The Court further reiterated that any change in the nature of the custody or the stage of the matter, would not validate an arrest that is ab-initio illegal. It remarked that the NIA must remind itself that a Constitutional mandate cannot be circumvented by resorting to jugglery of statutory provisions.
“It must be articulated that, in light of the verdicts of the Supreme Court in Pankaj Bansal, Prabir Purkayastha, and Vihaan Kumar, which are founded on Article 22(1) of the Constitution of India, there remains no doubt that the requirement of serving grounds of arrest in writing to an arrestee is compulsory and unquestionable regardless of whether an arrest has been made under the PMLA or the UAPA or under any other criminal statute. Moreover, the burden to prove compliance with the requirements of Article 22(1) of the Constitution always rests with the Investigating Agency”, it emphasised.
The Court was of the view that though neither of the parties pressed the contention that the Special Court did not make any enquiry on grounds of arrest in writing, the record shows that no ‘transit remand’ or other Order of a Court was obtained by the NIA before bringing the Petitioners to Delhi after taking them into custody in Imphal, Manipur; and therefore, no legal representation was afforded to the Petitioners at that stage.
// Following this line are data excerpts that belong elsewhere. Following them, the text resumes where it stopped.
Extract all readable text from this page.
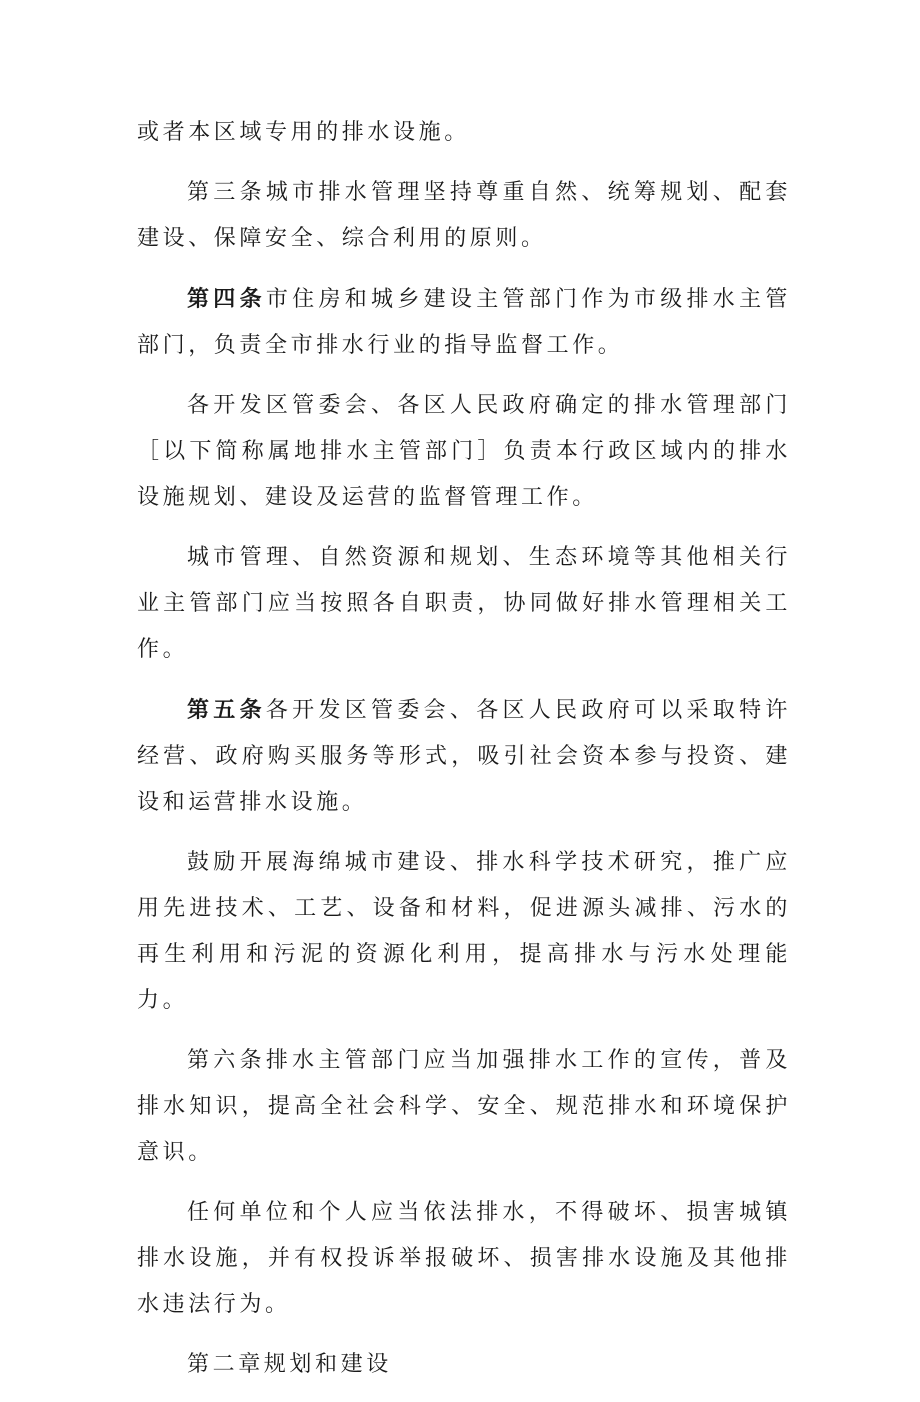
或者本区域专用的排水设施。

第三条城市排水管理坚持尊重自然、统筹规划、配套建设、保障安全、综合利用的原则。

第四条市住房和城乡建设主管部门作为市级排水主管部门，负责全市排水行业的指导监督工作。

各开发区管委会、各区人民政府确定的排水管理部门［以下简称属地排水主管部门］负责本行政区域内的排水设施规划、建设及运营的监督管理工作。

城市管理、自然资源和规划、生态环境等其他相关行业主管部门应当按照各自职责，协同做好排水管理相关工作。

第五条各开发区管委会、各区人民政府可以采取特许经营、政府购买服务等形式，吸引社会资本参与投资、建设和运营排水设施。

鼓励开展海绵城市建设、排水科学技术研究，推广应用先进技术、工艺、设备和材料，促进源头减排、污水的再生利用和污泥的资源化利用，提高排水与污水处理能力。

第六条排水主管部门应当加强排水工作的宣传，普及排水知识，提高全社会科学、安全、规范排水和环境保护意识。

任何单位和个人应当依法排水，不得破坏、损害城镇排水设施，并有权投诉举报破坏、损害排水设施及其他排水违法行为。

第二章规划和建设
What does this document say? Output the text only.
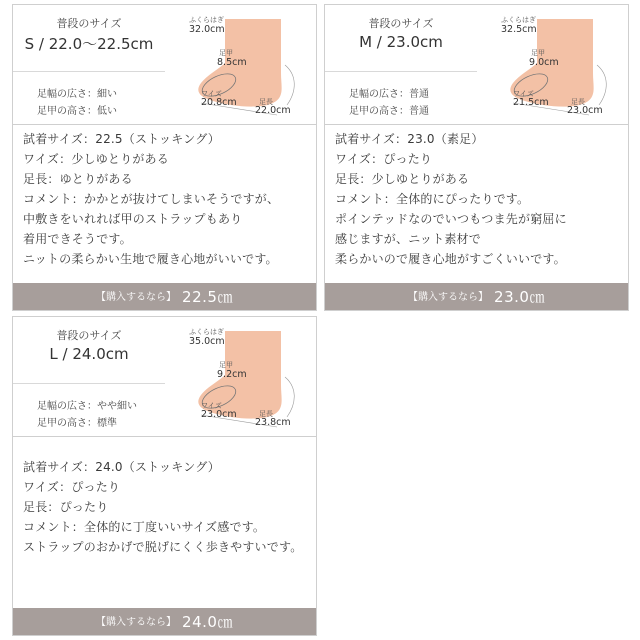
普段のサイズ
S / 22.0〜22.5cm
足幅の広さ：細い
足甲の高さ：低い
ふくらはぎ
32.0cm
足甲
8.5cm
ワイズ
20.8cm	足長
22.0cm
試着サイズ：22.5（ストッキング）
ワイズ：少しゆとりがある
足長：ゆとりがある
コメント：かかとが抜けてしまいそうですが、
中敷きをいれれば甲のストラップもあり
着用できそうです。
ニットの柔らかい生地で履き心地がいいです。
【購入するなら】 22.5㎝
普段のサイズ
M / 23.0cm
足幅の広さ：普通
足甲の高さ：普通
ふくらはぎ
32.5cm
足甲
9.0cm
ワイズ
21.5cm	足長
23.0cm
試着サイズ：23.0（素足）
ワイズ：ぴったり
足長：少しゆとりがある
コメント：全体的にぴったりです。
ポインテッドなのでいつもつま先が窮屈に
感じますが、ニット素材で
柔らかいので履き心地がすごくいいです。
【購入するなら】 23.0㎝
普段のサイズ
L / 24.0cm
足幅の広さ：やや細い
足甲の高さ：標準
ふくらはぎ
35.0cm
足甲
9.2cm
ワイズ
23.0cm	足長
23.8cm
試着サイズ：24.0（ストッキング）
ワイズ：ぴったり
足長：ぴったり
コメント：全体的に丁度いいサイズ感です。
ストラップのおかげで脱げにくく歩きやすいです。
【購入するなら】 24.0㎝
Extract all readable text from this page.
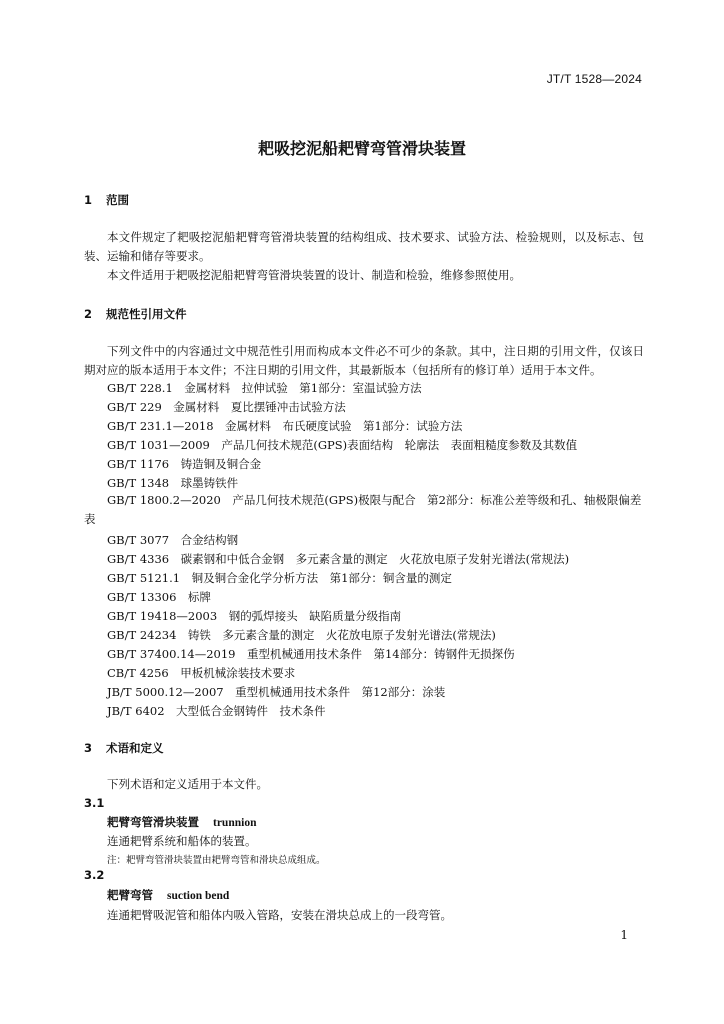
JT/T 1528—2024
耙吸挖泥船耙臂弯管滑块装置
1 范围
本文件规定了耙吸挖泥船耙臂弯管滑块装置的结构组成、技术要求、试验方法、检验规则，以及标志、包装、运输和储存等要求。
本文件适用于耙吸挖泥船耙臂弯管滑块装置的设计、制造和检验，维修参照使用。
2 规范性引用文件
下列文件中的内容通过文中规范性引用而构成本文件必不可少的条款。其中，注日期的引用文件，仅该日期对应的版本适用于本文件；不注日期的引用文件，其最新版本（包括所有的修订单）适用于本文件。
GB/T 228.1　金属材料　拉伸试验　第1部分：室温试验方法
GB/T 229　金属材料　夏比摆锤冲击试验方法
GB/T 231.1—2018　金属材料　布氏硬度试验　第1部分：试验方法
GB/T 1031—2009　产品几何技术规范(GPS)表面结构　轮廓法　表面粗糙度参数及其数值
GB/T 1176　铸造铜及铜合金
GB/T 1348　球墨铸铁件
GB/T 1800.2—2020　产品几何技术规范(GPS)极限与配合　第2部分：标准公差等级和孔、轴极限偏差表
GB/T 3077　合金结构钢
GB/T 4336　碳素钢和中低合金钢　多元素含量的测定　火花放电原子发射光谱法(常规法)
GB/T 5121.1　铜及铜合金化学分析方法　第1部分：铜含量的测定
GB/T 13306　标牌
GB/T 19418—2003　钢的弧焊接头　缺陷质量分级指南
GB/T 24234　铸铁　多元素含量的测定　火花放电原子发射光谱法(常规法)
GB/T 37400.14—2019　重型机械通用技术条件　第14部分：铸钢件无损探伤
CB/T 4256　甲板机械涂装技术要求
JB/T 5000.12—2007　重型机械通用技术条件　第12部分：涂装
JB/T 6402　大型低合金钢铸件　技术条件
3 术语和定义
下列术语和定义适用于本文件。
3.1
耙臂弯管滑块装置 trunnion
连通耙臂系统和船体的装置。
注：耙臂弯管滑块装置由耙臂弯管和滑块总成组成。
3.2
耙臂弯管 suction bend
连通耙臂吸泥管和船体内吸入管路，安装在滑块总成上的一段弯管。
1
“As a sequitur to the above discussion, and notwithstanding the seriousness of the allegations made against the petitioners, there is only one inference that can be drawn, namely that in the present case the NIA has failed to comply with the mandate of serving the grounds of arrest upon the petitioners in writing, whether at the time of arrest or even later-on, whether in the arrest memos or in the remand applications”, it added.
The Court, therefore, directed the release of the accused persons from the judicial custody. However, considering that they were facing charges in FIR, it directed that they shall be released from judicial custody subject to each of them furnishing a personal bond in the sum of Rs. 50,000/- with two local sureties in the like amount, to the satisfaction of the Trial Court.
Accordingly, the High Court disposed of the Petition and set aside the arrest of the accused persons.
Cause Title- Thokchom Shyamjai Singh & Ors. v. Union of India through Home Secretary & Ors. (Neutral Citation: 2025:DHC:1078)
Appearance:
Petitioners: Advocates Siddhartha Borgohain, Aditya Giri, and Hemant Kalra.
Respondents: CGSC Amit Tiwari, SPP Rahul Tyagi, GP Vedansh Anand, Advocates Chetanya Puri, A. Tanwar, Rahul Bhaskar, Soumyadip Chakraborty, Sangeet Sibou, Jatin, Mathew M. Philip, Priya Rai, and Abhishek Tomar.